Auch wenn ich so manchen Kampf mal aus dem Weg gegangen bin, haben die mir großen Spaß gemacht. Das Highlight hierbei ist sicherlich das Job-System, welches mit einer Vielzahl an verschiedenen Klassen daherkommt. Klassische Jobs, wie Ritter, Schwarzmagier und Diebe, aber auch solche, die für mich komplett neu waren, wie z.B. der Arithmetiker, bei dem man selbst Division rechnen muss, damit der Zauber auch ja die richtigen Charaktere auf dem Feld trifft (z.B. trifft alle Einheiten, deren Level durch vier teilbar sind). Da ist eine Menge ausgefallenes dabei, was ich echt cool finde. Super auch, dass man Klassen miteinander kombinieren kann. Warum kein Ninja sein, der nebenbei noch Zeitmagie beherrscht?
Auf dem Feld muss man seine Fertigkeiten dann natürlich so einsetzen, dass man siegreich über die Gegnertruppe ist. Dafür bewegt man seine bis zu fünf in die Schlacht geworfenen Figuren über die Felder und bringt sie für die Attacke in Stellung. Beachten muss man dabei Dinge wie das Terrain, die Höhe der Felder und die Positionierung zum Gegner. Alles hat Auswirkungen auf die Erfolgschance einer Aktion, die einem immer in Prozent angezeigt wird. Für jeden Zug kann man sich so viel Zeit lassen, wie man möchte, was es zu einem recht entspannten Spielerlebnis macht. Allerdings gibt es ein paar Story-Kämpfe, die sackschwer und vielleicht auch ein bisschen unfair sind, wenn man nicht richtig vorbereitet ist.
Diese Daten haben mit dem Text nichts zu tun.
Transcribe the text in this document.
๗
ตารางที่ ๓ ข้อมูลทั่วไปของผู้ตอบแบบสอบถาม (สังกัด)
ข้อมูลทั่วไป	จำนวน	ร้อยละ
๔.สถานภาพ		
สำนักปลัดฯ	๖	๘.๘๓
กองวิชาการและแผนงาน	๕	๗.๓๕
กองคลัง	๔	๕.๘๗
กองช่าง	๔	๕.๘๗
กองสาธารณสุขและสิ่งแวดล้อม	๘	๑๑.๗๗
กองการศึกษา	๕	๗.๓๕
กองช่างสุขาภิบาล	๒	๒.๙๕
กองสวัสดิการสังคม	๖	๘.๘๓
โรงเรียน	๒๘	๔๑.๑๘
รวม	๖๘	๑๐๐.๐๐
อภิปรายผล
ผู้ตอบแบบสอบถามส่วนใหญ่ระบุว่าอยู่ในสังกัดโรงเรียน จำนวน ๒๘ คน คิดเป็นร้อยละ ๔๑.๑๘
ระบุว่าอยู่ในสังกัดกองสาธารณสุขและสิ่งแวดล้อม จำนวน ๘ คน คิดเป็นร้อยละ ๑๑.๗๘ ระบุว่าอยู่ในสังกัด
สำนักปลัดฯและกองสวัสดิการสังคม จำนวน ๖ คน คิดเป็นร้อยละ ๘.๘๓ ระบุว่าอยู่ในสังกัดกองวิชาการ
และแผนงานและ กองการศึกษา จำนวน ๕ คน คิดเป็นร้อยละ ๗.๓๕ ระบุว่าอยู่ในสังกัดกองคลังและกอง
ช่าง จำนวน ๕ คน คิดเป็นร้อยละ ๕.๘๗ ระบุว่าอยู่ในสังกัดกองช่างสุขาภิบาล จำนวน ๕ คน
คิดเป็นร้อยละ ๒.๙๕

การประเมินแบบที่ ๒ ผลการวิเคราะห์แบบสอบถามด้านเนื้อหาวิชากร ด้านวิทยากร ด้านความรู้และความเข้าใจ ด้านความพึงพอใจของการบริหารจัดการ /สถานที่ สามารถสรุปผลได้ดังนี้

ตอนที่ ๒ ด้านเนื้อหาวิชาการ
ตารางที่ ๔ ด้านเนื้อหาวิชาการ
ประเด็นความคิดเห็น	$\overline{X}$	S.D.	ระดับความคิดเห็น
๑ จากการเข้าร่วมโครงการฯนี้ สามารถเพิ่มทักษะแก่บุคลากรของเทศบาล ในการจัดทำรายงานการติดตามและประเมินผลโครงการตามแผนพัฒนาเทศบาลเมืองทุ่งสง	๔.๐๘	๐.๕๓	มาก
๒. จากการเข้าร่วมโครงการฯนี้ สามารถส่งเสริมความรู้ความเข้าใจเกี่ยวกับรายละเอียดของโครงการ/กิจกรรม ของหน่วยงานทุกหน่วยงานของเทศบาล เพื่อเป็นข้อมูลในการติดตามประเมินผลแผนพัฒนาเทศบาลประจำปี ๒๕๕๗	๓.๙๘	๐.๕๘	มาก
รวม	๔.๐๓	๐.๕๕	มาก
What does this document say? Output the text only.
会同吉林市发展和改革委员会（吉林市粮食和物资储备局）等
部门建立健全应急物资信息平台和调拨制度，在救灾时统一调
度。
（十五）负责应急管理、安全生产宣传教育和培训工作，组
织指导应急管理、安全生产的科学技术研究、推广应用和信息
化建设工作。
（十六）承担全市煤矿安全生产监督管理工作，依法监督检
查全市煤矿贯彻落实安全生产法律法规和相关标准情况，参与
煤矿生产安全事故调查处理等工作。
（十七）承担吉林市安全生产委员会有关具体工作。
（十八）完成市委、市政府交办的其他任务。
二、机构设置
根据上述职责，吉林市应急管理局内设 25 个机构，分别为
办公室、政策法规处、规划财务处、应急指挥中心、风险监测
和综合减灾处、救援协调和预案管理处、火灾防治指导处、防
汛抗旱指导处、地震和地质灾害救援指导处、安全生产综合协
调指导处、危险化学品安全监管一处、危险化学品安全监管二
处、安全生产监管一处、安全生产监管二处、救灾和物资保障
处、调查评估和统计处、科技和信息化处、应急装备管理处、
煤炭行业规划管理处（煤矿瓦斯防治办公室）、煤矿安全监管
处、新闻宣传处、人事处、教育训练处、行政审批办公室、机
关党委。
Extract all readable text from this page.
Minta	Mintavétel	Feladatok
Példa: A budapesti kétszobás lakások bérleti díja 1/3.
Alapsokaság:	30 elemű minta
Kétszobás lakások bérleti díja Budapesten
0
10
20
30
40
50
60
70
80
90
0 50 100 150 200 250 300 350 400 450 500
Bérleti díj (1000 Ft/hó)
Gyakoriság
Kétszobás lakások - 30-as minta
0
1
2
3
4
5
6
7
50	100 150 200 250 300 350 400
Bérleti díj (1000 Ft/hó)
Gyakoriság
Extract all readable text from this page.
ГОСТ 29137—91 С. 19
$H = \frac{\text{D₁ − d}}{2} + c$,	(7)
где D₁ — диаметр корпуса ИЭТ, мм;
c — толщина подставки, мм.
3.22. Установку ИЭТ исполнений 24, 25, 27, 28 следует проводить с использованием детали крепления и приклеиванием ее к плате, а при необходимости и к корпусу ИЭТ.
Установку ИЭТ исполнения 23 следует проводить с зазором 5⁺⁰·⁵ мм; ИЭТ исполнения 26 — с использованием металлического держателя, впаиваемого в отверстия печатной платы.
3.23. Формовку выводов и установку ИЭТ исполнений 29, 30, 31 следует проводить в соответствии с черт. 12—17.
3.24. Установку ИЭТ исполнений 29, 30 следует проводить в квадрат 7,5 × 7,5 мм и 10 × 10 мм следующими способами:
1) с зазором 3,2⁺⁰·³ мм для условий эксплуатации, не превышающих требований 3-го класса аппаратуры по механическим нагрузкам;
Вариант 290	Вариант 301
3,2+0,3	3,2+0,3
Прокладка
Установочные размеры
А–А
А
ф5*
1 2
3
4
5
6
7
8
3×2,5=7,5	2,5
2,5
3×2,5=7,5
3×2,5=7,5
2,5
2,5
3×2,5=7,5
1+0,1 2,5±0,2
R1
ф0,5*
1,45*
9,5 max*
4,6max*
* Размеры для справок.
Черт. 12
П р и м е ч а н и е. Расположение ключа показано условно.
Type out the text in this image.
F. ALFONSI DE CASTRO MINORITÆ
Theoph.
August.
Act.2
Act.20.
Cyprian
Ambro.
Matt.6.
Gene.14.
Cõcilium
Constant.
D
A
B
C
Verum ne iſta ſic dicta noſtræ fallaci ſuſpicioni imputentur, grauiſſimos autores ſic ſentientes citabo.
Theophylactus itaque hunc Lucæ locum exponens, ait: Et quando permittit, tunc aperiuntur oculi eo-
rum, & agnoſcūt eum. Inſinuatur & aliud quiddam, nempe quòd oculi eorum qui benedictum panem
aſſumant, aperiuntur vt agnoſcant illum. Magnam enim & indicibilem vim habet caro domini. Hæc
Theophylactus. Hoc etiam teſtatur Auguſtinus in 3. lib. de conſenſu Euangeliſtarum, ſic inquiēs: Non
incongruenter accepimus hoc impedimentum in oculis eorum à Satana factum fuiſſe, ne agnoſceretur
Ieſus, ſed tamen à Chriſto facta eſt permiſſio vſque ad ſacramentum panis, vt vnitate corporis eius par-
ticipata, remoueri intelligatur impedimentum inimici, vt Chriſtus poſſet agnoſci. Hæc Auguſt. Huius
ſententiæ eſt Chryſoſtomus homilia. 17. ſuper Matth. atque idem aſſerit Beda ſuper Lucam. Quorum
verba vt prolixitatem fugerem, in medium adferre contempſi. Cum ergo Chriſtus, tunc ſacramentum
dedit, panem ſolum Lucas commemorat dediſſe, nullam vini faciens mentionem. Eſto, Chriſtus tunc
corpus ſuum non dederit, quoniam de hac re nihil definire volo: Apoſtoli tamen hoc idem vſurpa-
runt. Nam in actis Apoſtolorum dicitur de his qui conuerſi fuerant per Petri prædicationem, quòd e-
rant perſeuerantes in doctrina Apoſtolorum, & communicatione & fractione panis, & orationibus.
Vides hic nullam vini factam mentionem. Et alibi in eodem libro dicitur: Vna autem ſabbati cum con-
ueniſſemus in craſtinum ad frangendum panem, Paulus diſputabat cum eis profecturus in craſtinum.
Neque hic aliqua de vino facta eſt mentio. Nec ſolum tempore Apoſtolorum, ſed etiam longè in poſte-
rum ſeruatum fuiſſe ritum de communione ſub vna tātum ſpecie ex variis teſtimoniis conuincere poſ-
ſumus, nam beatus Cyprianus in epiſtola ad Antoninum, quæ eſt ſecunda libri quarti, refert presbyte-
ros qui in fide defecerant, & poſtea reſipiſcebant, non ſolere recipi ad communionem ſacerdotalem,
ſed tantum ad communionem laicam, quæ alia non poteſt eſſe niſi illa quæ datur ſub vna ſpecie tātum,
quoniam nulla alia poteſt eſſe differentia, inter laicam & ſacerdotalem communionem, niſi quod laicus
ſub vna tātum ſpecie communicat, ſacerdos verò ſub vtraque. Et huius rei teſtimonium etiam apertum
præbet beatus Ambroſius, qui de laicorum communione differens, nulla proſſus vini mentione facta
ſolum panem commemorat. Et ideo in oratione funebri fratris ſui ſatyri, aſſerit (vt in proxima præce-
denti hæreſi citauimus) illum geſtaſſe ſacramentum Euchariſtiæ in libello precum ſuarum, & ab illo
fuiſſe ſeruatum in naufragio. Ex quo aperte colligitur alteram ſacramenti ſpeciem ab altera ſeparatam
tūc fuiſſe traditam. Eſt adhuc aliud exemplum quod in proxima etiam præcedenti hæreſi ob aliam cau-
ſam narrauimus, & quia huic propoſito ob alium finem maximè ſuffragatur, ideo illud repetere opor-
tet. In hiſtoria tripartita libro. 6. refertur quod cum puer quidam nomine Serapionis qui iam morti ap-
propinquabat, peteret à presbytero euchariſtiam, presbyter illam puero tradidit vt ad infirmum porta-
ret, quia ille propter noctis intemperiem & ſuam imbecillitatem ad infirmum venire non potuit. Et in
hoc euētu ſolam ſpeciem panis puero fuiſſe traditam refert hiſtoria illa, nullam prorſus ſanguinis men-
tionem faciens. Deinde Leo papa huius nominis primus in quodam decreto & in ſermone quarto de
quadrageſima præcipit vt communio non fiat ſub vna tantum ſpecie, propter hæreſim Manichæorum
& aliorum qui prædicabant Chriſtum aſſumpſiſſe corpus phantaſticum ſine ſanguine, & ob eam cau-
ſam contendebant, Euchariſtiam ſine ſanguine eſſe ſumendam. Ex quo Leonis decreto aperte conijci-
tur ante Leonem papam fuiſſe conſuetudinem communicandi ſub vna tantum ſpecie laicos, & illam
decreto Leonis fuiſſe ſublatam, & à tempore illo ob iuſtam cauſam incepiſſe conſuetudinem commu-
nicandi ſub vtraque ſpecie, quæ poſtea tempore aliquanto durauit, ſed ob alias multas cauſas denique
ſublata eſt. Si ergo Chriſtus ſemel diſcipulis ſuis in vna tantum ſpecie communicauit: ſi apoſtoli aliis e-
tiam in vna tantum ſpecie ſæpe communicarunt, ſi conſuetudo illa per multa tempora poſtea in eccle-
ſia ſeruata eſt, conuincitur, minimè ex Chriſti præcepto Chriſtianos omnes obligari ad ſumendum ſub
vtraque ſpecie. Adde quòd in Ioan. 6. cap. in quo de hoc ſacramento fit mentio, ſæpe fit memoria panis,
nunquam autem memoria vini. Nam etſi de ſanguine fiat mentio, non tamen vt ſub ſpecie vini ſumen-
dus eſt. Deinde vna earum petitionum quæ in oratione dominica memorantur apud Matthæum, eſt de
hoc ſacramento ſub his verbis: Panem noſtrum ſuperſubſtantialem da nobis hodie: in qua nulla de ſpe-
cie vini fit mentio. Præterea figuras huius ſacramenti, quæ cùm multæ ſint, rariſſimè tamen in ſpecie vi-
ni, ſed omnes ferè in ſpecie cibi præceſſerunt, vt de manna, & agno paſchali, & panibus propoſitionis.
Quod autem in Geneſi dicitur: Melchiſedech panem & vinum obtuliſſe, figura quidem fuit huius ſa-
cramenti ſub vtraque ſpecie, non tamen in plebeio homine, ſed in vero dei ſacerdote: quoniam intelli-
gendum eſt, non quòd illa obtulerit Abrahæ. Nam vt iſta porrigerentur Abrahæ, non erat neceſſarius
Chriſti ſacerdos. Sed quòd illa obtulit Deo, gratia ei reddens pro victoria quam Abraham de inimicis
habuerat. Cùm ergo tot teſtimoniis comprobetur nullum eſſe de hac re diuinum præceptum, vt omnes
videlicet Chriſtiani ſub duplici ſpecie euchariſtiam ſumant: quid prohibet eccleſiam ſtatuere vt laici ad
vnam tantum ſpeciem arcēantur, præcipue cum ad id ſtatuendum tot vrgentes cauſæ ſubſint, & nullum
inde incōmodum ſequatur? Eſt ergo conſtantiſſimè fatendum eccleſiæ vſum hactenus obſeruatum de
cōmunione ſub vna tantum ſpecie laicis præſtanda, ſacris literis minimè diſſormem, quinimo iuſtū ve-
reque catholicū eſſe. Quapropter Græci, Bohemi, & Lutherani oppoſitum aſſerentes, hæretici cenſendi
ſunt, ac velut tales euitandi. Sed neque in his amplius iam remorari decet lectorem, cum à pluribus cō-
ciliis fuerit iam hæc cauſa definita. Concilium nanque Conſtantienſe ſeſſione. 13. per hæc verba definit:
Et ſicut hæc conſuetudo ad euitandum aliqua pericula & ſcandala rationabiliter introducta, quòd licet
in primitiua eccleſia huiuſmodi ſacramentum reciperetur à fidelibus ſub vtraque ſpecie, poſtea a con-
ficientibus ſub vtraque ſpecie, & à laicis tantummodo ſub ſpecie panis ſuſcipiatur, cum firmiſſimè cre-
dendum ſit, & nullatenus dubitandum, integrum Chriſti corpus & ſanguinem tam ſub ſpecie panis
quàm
Noch schwieriger wird das Spiel, wenn man dafür sorgen möchte, dass alle seine Charaktere eine Schlacht überleben. Denn wenn eine Einheit K. O. geschlagen wurde und drei Runden in diesem Zustand verweilen, man sie also nicht rechtzeitig wieder auf die Beine holt, sind diese Charaktere für immer verloren. Permadeath. Gerade wenn man die Kämpfe bei gegnerischen Zügen ein wenig vorspult, kann einem das schon mal durchrutschen. Mir passiert mit Peer, Level 37. Von Anfang an in meinem Team gewesen und gerade als er zu einem echt feinen Dragoon für mich wurde, wurde er in die ewigen Jagdgründe geschickt. Gone-too-soon-Dragoon, sozusagen. Tat schon weh. Irgendwann habe ich mich wie ein Lehrer auf Klassenfahrt gefühlt, der seine Schützlinge erstmal durchgezählt hatte, bevor es weitergeht.

Leider hat das Spiel eine Mechanik, die ich jedes Mal absolut hasse und mich diesmal auf dem falschen Fuß erwischt hat: Level-Scaling. Wenn man seine Chars hochlevelt, leveln die Gegner einfach mit. Genauer: der Level der Gegner orientiert sich immer an dem Level des Charakters mit dem höchsten Level im ganzen Team (nicht nur der fünf auf dem Feld). Wenn man es also irgendwie schafft, dass der Hauptcharakter 20-30 Level über dem der anderen Nasen ist, bekommt man es dann auch nur noch mit Gegner zu tun, die ebenso 20-30 Level über dem Level des restlichen Teams sind. Aber das passiert doch in der Praxis nicht?! Doch. :ronaldo:
Das hat mich extrem abgefuckt, weil es das Spiel deutlich schwieriger gemacht hat und ich nach und nach meine selbst hochgezogenen Randoms, die ich Anfangs rekrutiert hatte, in die Reserve verbannen und stattdessen auf die Story-Charaktere zurückgreifen musste, die sich beim Dazustoßen zum Team immerhin auch am Level des Hauptchars orientieren, was dann alles wieder schaffbar machte. Diese Charaktere zu benutzen, reichert das Erlebnis aber auch nochmal ein gutes Stück an, weil das zu zusätzlichem Dialog während der Story-Kämpfe führt. Von daher hätte ich darauf vielleicht auch schon früher setzen sollen.

Alles in allem ein auch heute noch sehr gutes Spielerlebnis. Das Freischalten und Hochleveln neuer Jobs ist supercool, das Taktieren auf dem Feld macht Spaß, wenn es auch manchmal etwas frustrierend sein kann, und die Geschichte ist immer spannend. Das Level-Scaling hat bei mir aber einen etwas schlechten Beigeschmack hinterlassen und ich frage mich, wie ich davon all die Jahre nichts gehört habe. Bei FF8 liest man keine Diskussion, ohne dass das zum Thema wird (zu Recht!), aber hier goa nix. Ein FF-Review geht nicht, ohne die Musik zu erwähnen: nur okay. Gar nicht schlecht, im Franchise-Vergleich aber eher weiter unten anzusiedeln.
Ich bin echt froh, dieses Spiel endlich nachgeholt zu haben. Schön wäre es, wenn die Neuauflage den Weg für ein brandneues FF Tactics in der Zukunft geebnet hat.